Rinorea dentata

Scientific classification
- Kingdom: Plantae
- Clade: Tracheophytes
- Clade: Angiosperms
- Clade: Eudicots
- Clade: Rosids
- Order: Malpighiales
- Family: Violaceae
- Genus: Rinorea
- Species: R. dentata
- Binomial name: Rinorea dentata (P. Beauv.)

= Rinorea dentata =

- Genus: Rinorea
- Species: dentata
- Authority: (P. Beauv.)

Species of flowering plant

Rinorea dentata, commonly known as kuntze, is a species of plant in the family Violaceae. It is found in the tropical rainforests of Liberia, Nigeria, Cameroon and Uganda. It is particularly common in the Omo Forest Reserve in Ogun State, Nigeria.

==Description==
Rinorea dentata is a large shrub or small tree growing up to 10 m high. It is an understorey tree growing in dense, shady locations in forests.
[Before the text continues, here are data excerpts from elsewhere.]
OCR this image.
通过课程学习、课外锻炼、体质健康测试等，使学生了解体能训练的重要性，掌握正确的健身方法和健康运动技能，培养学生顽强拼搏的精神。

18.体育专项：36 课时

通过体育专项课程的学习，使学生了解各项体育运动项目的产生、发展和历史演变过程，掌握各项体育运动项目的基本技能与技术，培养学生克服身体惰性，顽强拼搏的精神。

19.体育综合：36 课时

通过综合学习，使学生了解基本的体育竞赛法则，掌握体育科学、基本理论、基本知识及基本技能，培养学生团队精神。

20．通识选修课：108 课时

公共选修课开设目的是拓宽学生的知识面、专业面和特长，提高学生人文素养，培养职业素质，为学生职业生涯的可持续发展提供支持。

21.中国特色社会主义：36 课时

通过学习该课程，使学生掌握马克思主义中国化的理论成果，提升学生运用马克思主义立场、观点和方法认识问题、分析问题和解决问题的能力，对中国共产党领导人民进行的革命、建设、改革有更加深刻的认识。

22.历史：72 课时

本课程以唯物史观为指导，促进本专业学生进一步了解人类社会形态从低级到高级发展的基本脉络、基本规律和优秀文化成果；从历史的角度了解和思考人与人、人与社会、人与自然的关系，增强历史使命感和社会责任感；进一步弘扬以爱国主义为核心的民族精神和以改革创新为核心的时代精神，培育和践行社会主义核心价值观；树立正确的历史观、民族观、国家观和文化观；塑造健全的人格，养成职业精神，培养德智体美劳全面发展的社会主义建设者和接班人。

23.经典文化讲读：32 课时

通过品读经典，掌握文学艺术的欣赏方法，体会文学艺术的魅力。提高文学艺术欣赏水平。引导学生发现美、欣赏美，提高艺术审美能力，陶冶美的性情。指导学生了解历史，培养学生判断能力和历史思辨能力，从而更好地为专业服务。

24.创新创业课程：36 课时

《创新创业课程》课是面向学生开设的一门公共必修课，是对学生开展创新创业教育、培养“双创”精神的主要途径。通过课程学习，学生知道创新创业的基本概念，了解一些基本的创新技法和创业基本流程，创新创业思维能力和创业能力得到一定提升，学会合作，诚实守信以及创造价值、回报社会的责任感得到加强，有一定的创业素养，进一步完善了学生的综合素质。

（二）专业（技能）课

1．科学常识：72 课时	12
The trunk is very hard, earning the plant the name “Oloboroho” (stone plant) in the Yoruba language.

==Uses==
The wood of this plant is used as a chewing stick for oral hygiene, and extracts have been used for anti-microbial and anti-malaria purposes as a folk remedy in humans, and as a veterinary remedy for aiding parturition in livestock. Researchers found that the plant contained novel cyclotides, but further research is needed on the efficacy of these extracts.